The cast is impeccable. John Williams had previously worked with Hitchcock, most recently in Dial M For Murder. His character is a reluctant source of help for Robie- as an insurance agent, he’s naturally suspicious of the notorious thief at first, and wary of the offer being made. There’s a mannerly keep-calm-and-carry-on sort of manner to the character, which Williams plays to, and as the film goes along Hughson proves to be an indispensible ally to Robie. I like the dry sense of humour for the character- his reaction to Robie’s revelation about his housekeeper’s wartime exploits is wonderfully rendered by Williams.
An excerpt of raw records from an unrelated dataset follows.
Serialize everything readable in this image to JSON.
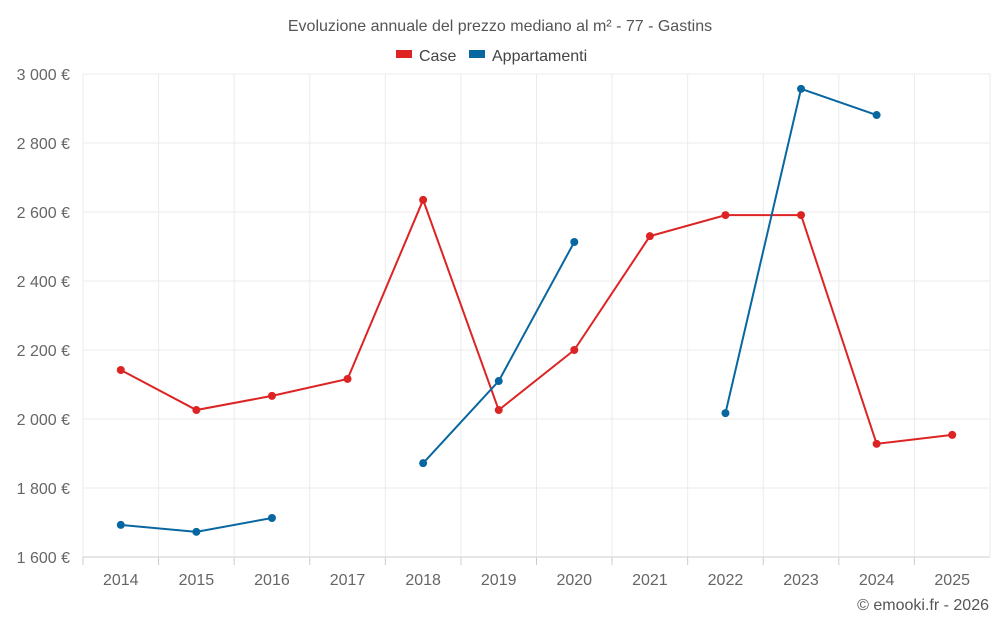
{
  "chart_data": {
    "type": "line",
    "title": "Evoluzione annuale del prezzo mediano al m² - 77 - Gastins",
    "xlabel": "",
    "ylabel": "",
    "categories": [
      "2014",
      "2015",
      "2016",
      "2017",
      "2018",
      "2019",
      "2020",
      "2021",
      "2022",
      "2023",
      "2024",
      "2025"
    ],
    "ylim": [
      1600,
      3000
    ],
    "yticks": [
      1600,
      1800,
      2000,
      2200,
      2400,
      2600,
      2800,
      3000
    ],
    "ytick_labels": [
      "1 600 €",
      "1 800 €",
      "2 000 €",
      "2 200 €",
      "2 400 €",
      "2 600 €",
      "2 800 €",
      "3 000 €"
    ],
    "grid": true,
    "legend_position": "top-center",
    "series": [
      {
        "name": "Case",
        "color": "#dd2424",
        "values": [
          2142,
          2026,
          2067,
          2116,
          2635,
          2026,
          2200,
          2530,
          2591,
          2591,
          1928,
          1954
        ]
      },
      {
        "name": "Appartamenti",
        "color": "#0867a0",
        "values": [
          1693,
          1673,
          1713,
          null,
          1872,
          2110,
          2513,
          null,
          2017,
          2957,
          2881,
          null
        ]
      }
    ]
  },
  "credits": "© emooki.fr - 2026"
}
Jessie Royce Landis would work with Grant again some years later, playing his eye rolling mother in North By Northwest. Here she’s a different kind of mother, playing the role to Grace Kelly’s Frances. Her take on Jessie Stevens is both down to earth and with a good sense of humour. The character is one who came into money as opposed to inherited it, so she doesn’t have the polish that years of finishing school have given her daughter, but she’s likable, wise in her own way and likely to wisecrack. Her daughter, on the other hand, is more given to roll her eyes in exasperation at Jessie’s remarks.
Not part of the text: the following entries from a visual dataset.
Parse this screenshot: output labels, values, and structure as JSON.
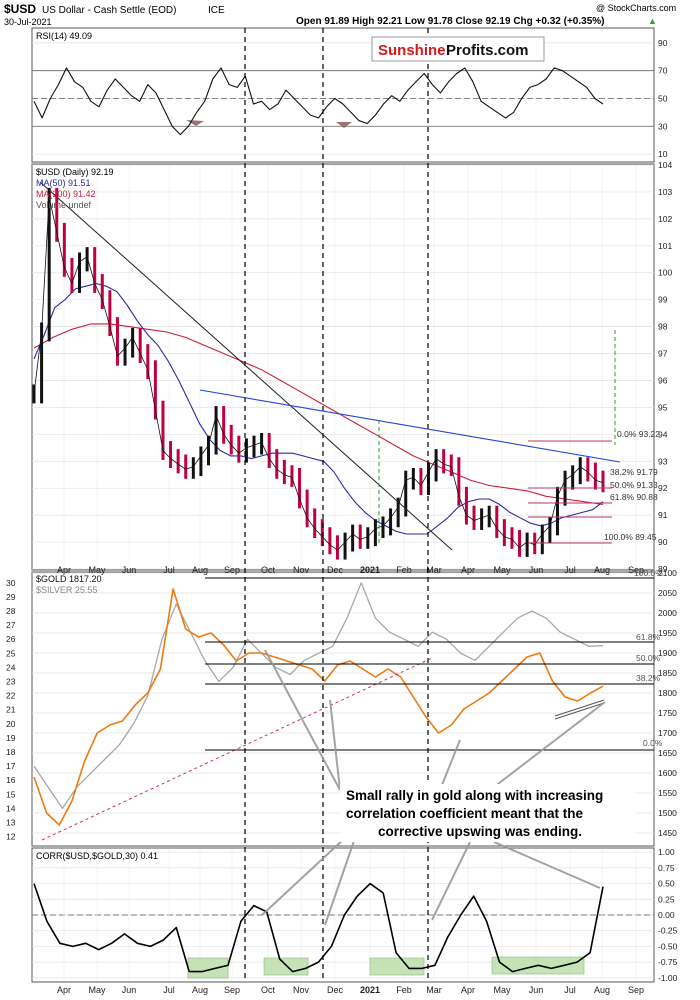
{
  "header": {
    "symbol": "$USD",
    "name": "US Dollar - Cash Settle (EOD)",
    "exchange": "ICE",
    "watermark": "@ StockCharts.com",
    "date": "30-Jul-2021",
    "quote": "Open 91.89  High 92.21  Low 91.78  Close 92.19  Chg +0.32 (+0.35%)",
    "change_arrow": "▲"
  },
  "logo": {
    "part1": "Sunshine",
    "part2": "Profits.com"
  },
  "colors": {
    "usd_price": "#111111",
    "usd_down": "#c00040",
    "ma50": "#2a2aa8",
    "ma200": "#cc1f3a",
    "trendline_blue": "#2244dd",
    "gold": "#ef7a10",
    "silver": "#a8a8a8",
    "fib": "#c0306a",
    "green_dash": "#2a9a3a",
    "shade_green": "#bfe0b0",
    "logo_red": "#d41a1a"
  },
  "chart_data": [
    {
      "type": "line",
      "panel": "rsi",
      "title": "RSI(14) 49.09",
      "ylim": [
        5,
        100
      ],
      "yticks": [
        10,
        30,
        50,
        70,
        90
      ],
      "reference_lines": [
        70,
        50,
        30
      ],
      "series": [
        {
          "name": "RSI(14)",
          "values": [
            48,
            36,
            50,
            60,
            72,
            62,
            58,
            48,
            44,
            56,
            64,
            58,
            52,
            48,
            60,
            54,
            42,
            30,
            24,
            30,
            40,
            48,
            64,
            72,
            60,
            58,
            66,
            46,
            48,
            42,
            46,
            56,
            50,
            44,
            38,
            36,
            44,
            50,
            46,
            40,
            34,
            32,
            38,
            46,
            52,
            48,
            56,
            62,
            68,
            60,
            54,
            62,
            68,
            72,
            62,
            48,
            44,
            40,
            36,
            40,
            50,
            58,
            60,
            64,
            72,
            70,
            66,
            62,
            58,
            50,
            46
          ]
        }
      ]
    },
    {
      "type": "line",
      "panel": "usd",
      "title": "$USD (Daily) 92.19",
      "ylim": [
        89,
        104
      ],
      "yticks": [
        89,
        90,
        91,
        92,
        93,
        94,
        95,
        96,
        97,
        98,
        99,
        100,
        101,
        102,
        103,
        104
      ],
      "legend": [
        "MA(50) 91.51",
        "MA(200) 91.42",
        "Volume undef"
      ],
      "fib_labels": [
        "0.0% 93.22",
        "38.2% 91.79",
        "50.0% 91.33",
        "61.8% 90.88",
        "100.0% 89.45"
      ],
      "fib_levels": [
        93.22,
        91.79,
        91.33,
        90.88,
        89.45
      ],
      "series": [
        {
          "name": "$USD",
          "values": [
            95.5,
            97.8,
            102.8,
            101.5,
            100.2,
            99.6,
            100.4,
            100.6,
            99.6,
            99.0,
            98.0,
            96.9,
            97.2,
            97.6,
            97.0,
            96.4,
            94.9,
            93.4,
            93.1,
            92.9,
            92.7,
            92.8,
            93.2,
            93.6,
            94.7,
            94.0,
            93.6,
            93.3,
            93.5,
            93.6,
            93.7,
            93.1,
            92.7,
            92.5,
            92.4,
            91.6,
            90.9,
            90.5,
            90.2,
            89.9,
            89.7,
            90.0,
            90.3,
            90.1,
            90.2,
            90.5,
            90.6,
            90.9,
            91.3,
            92.3,
            92.4,
            92.1,
            92.6,
            93.1,
            92.9,
            92.8,
            91.7,
            91.0,
            90.8,
            90.9,
            91.0,
            90.5,
            90.2,
            90.1,
            89.8,
            90.0,
            89.9,
            90.3,
            90.6,
            91.7,
            92.3,
            92.5,
            92.8,
            92.6,
            92.3,
            92.2
          ]
        },
        {
          "name": "MA(50)",
          "values": [
            96.8,
            97.7,
            98.7,
            99.0,
            99.4,
            99.5,
            99.6,
            99.5,
            99.3,
            98.8,
            98.2,
            97.7,
            97.3,
            96.7,
            96.0,
            95.2,
            94.4,
            93.8,
            93.4,
            93.2,
            93.2,
            93.1,
            93.2,
            93.3,
            93.3,
            93.3,
            93.2,
            93.1,
            93.0,
            92.6,
            92.0,
            91.5,
            91.1,
            90.8,
            90.6,
            90.4,
            90.3,
            90.3,
            90.3,
            90.6,
            90.9,
            91.3,
            91.5,
            91.6,
            91.6,
            91.4,
            91.1,
            90.9,
            90.7,
            90.6,
            90.7,
            90.9,
            91.0,
            91.1,
            91.2,
            91.5
          ]
        },
        {
          "name": "MA(200)",
          "values": [
            97.2,
            97.6,
            97.9,
            98.1,
            98.1,
            98.0,
            97.9,
            97.8,
            97.6,
            97.3,
            97.0,
            96.7,
            96.4,
            96.0,
            95.6,
            95.2,
            94.8,
            94.4,
            94.0,
            93.6,
            93.2,
            92.9,
            92.6,
            92.3,
            92.1,
            92.0,
            91.9,
            91.7,
            91.6,
            91.5,
            91.4
          ]
        }
      ]
    },
    {
      "type": "line",
      "panel": "gold",
      "title": "$GOLD 1817.20",
      "ylim": [
        1420,
        2100
      ],
      "yticks": [
        1450,
        1500,
        1550,
        1600,
        1650,
        1700,
        1750,
        1800,
        1850,
        1900,
        1950,
        2000,
        2050,
        2100
      ],
      "left_yticks": [
        12,
        13,
        14,
        15,
        16,
        17,
        18,
        19,
        20,
        21,
        22,
        23,
        24,
        25,
        26,
        27,
        28,
        29,
        30
      ],
      "fib_labels": [
        "100.0%",
        "61.8%",
        "50.0%",
        "38.2%",
        "0.0%"
      ],
      "series": [
        {
          "name": "$GOLD 1817.20",
          "values": [
            1590,
            1500,
            1470,
            1530,
            1630,
            1700,
            1720,
            1730,
            1770,
            1800,
            1860,
            2060,
            1960,
            1940,
            1950,
            1920,
            1880,
            1900,
            1900,
            1890,
            1880,
            1870,
            1860,
            1830,
            1870,
            1880,
            1860,
            1840,
            1860,
            1840,
            1790,
            1740,
            1700,
            1720,
            1760,
            1780,
            1800,
            1830,
            1860,
            1890,
            1900,
            1830,
            1790,
            1780,
            1800,
            1817
          ]
        },
        {
          "name": "$SILVER 25.55",
          "values": [
            17.0,
            15.5,
            14.0,
            15.5,
            16.5,
            17.5,
            18.5,
            20.0,
            22.0,
            26.0,
            28.5,
            26.5,
            24.5,
            23.0,
            24.0,
            26.0,
            25.0,
            24.0,
            23.5,
            24.5,
            25.0,
            25.5,
            27.5,
            30.0,
            27.5,
            26.5,
            26.0,
            25.5,
            26.5,
            26.0,
            25.0,
            24.5,
            25.5,
            26.5,
            27.5,
            28.0,
            27.5,
            26.5,
            26.0,
            25.5,
            25.55
          ]
        }
      ]
    },
    {
      "type": "line",
      "panel": "correlation",
      "title": "CORR($USD,$GOLD,30) 0.41",
      "ylim": [
        -1.05,
        1.05
      ],
      "yticks": [
        -1.0,
        -0.75,
        -0.5,
        -0.25,
        0.0,
        0.25,
        0.5,
        0.75,
        1.0
      ],
      "series": [
        {
          "name": "CORR($USD,$GOLD,30)",
          "values": [
            0.5,
            -0.1,
            -0.45,
            -0.5,
            -0.45,
            -0.55,
            -0.45,
            -0.3,
            -0.45,
            -0.5,
            -0.4,
            -0.2,
            -0.9,
            -0.9,
            -0.85,
            -0.8,
            -0.1,
            0.15,
            0.05,
            -0.7,
            -0.9,
            -0.85,
            -0.75,
            -0.5,
            0.0,
            0.3,
            0.5,
            0.35,
            -0.6,
            -0.85,
            -0.85,
            -0.8,
            -0.35,
            0.0,
            0.3,
            -0.1,
            -0.75,
            -0.9,
            -0.85,
            -0.8,
            -0.85,
            -0.8,
            -0.75,
            -0.6,
            0.45
          ]
        }
      ]
    }
  ],
  "xaxis": {
    "labels": [
      "Apr",
      "May",
      "Jun",
      "Jul",
      "Aug",
      "Sep",
      "Oct",
      "Nov",
      "Dec",
      "2021",
      "Feb",
      "Mar",
      "Apr",
      "May",
      "Jun",
      "Jul",
      "Aug",
      "Sep"
    ]
  },
  "annotation": {
    "line1": "Small rally in gold along with increasing",
    "line2": "correlation coefficient meant that the",
    "line3": "corrective upswing was ending."
  },
  "panel_titles": {
    "rsi": "RSI(14) 49.09",
    "usd": "$USD (Daily) 92.19",
    "ma50": "MA(50) 91.51",
    "ma200": "MA(200) 91.42",
    "vol": "Volume undef",
    "gold": "$GOLD 1817.20",
    "silver": "$SILVER 25.55",
    "corr": "CORR($USD,$GOLD,30) 0.41"
  }
}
Brigitte Auber’s Danielle is remarked upon by Frances as a child during the film- ironic, as the actress was in fact over a year older than Grace Kelly. Her character has the look of a teen, though, and particularly the attitude- impetuous, sarcastic, and flirtatious. There’s more to her, and the actress has to keep things close to the vest as the movie goes along. One must wonder on the odd occasion why Robie doesn’t take her up on the whole going to South America thing.
Grace Kelly had worked with Hitchcock previously on Rear Window and Dial M For Murder. This was one of her final films- within a couple of years she married Prince Rainier of Monaco. Her character Frances is more mature than her mother, with the sophistication that comes from finishing school. She’s wary of the attention of men- are they after her or after her money? There’s a dash of mischief and spirit in the character early on, in how she banters and flirts with Robie, or spars with Danielle. She sees right through Robie’s cover story, teases him with an unusual offer, and yet turns on him when events take another turn. And yet she’s not so proud that she can’t admit to a mistake. Kelly brings great warmth into the character as time goes on, and she’s got great chemistry with Grant.
Cary Grant’s take as Robie is one of his best roles, with the actor as suave, charming, and debonair as you expect. He’s rather graceful and calm under pressure, more self assured than the character he would later play in North By Northwest, where he comes into his own gradually as events become chaotic around him. Robie is a resourceful man, quick thinking and able to improvise, and Grant gives him a nicely dry sense of humour- perhaps best summed up in one facial expression before the screen fades to black. I like the nuance he gives to the character- that even though he’s been pardoned for his crimes in the past, he lives out his life always under suspicion when a crime spree happens, and it’s a status that bothers him- he has to prove every day of his life that he doesn’t belong in jail. I like the way he relates to Frances- playful and flirting, trying to resist temptation on one occasion, and able to forgive at another crucial point.
This is one of my favourite films from the master of suspense. Hitchcock gives us a film with a delightful touch, a brisk pace, and wonderful leading actors. The film is more romantic thriller than psychological melodrama as some of Hitchcock’s other works, but it does have the tell tales of his style, and it’s a treat to watch the story unfold. There are many reasons this film’s a classic, and all of them work so incredibly well.